Queen’s jubilee service goes ahead despite monarch pulling out
However, the 96-year-old monarch has been forced to skip the occasion after experiencing “some discomfort” Thursday while watching the celebrations kick off with the Trooping the Colour parade. Prince Charles will represent the Queen at the thanksgiving service.
Buckingham Palace said in a statement on Thursday evening that the Queen had “greatly enjoyed” the Platinum Jubilee’s opening events and made the decision to miss Friday’s service “with great reluctance” after “taking into account the journey and activity required to participate.”
The monarch will watch the thanksgiving service on television from Windsor Castle, a Buckingham Palace spokesperson told CNN Friday.
More than 400 people from all four nations of the United Kingdom have been invited to the event recognizing the Queen’s lifetime of service. The congregation includes key workers, teachers and public servants as well as representatives from the Armed Forces, charities, social enterprises and voluntary groups, according to Buckingham Palace.
The service is also a chance for the royals to come together in recognition of the much-loved matriarch.
“Yesterday it was one big party, one big spectacular, fabulous, party, with a flypast and the amazing tribute to the armed service. But today is much more solemn,” said CNN royal historian Kate Williams.
Harry and Meghan did not join other royal family members for the traditional balcony appearance following the parade as the Queen decided last month that only working royals would be invited to that moment.
The theme of Friday morning’s event, formally called “The National Service of Thanksgiving to Celebrate the Platinum Jubilee of Her Majesty The Queen,” is public service. The Dean of St. Paul’s, David Ison, will lead the service, which will include Bible readings, prayers and congregational hymns to honor the Queen’s 70 years on the British throne.
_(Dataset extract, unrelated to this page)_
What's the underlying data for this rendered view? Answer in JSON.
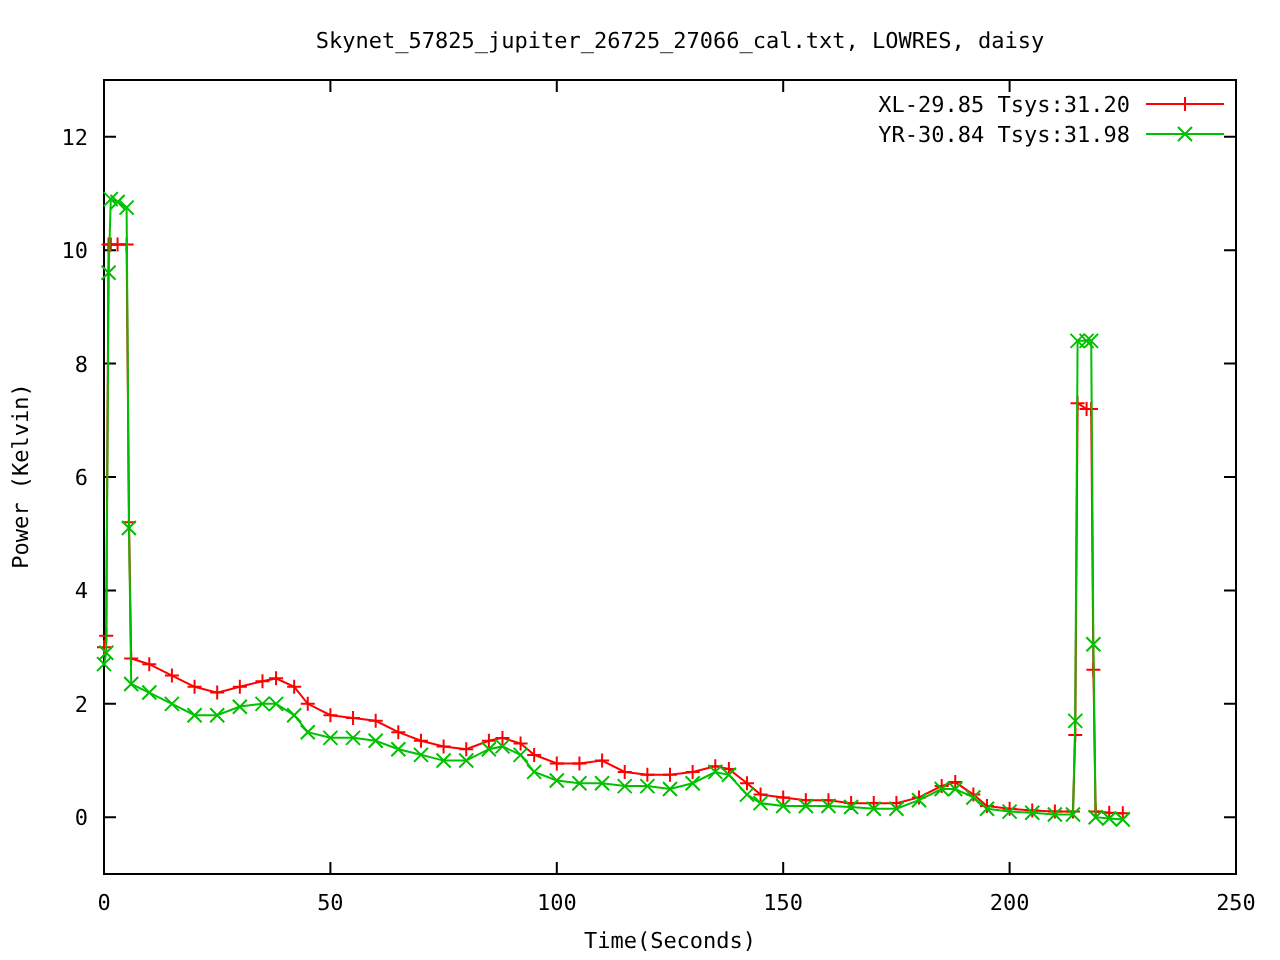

UK Prime Minister Boris Johnson will deliver a reading from the New Testament while the sermon will be given by the Archbishop of York Stephen Cottrell.
St. Paul’s will ring its church bell — the biggest in the United Kingdom, weighing more than 16 tons. Friday’s event is the first royal occasion at which it will ring out since its restoration in 2021.
After the service concludes, the Lord Mayor of London, Vincent Keaveny, will host a reception for the royal family and their guests at Guildhall, where the local government headquarters is located. Keaveny leads London’s financial district, known as the Square Mile.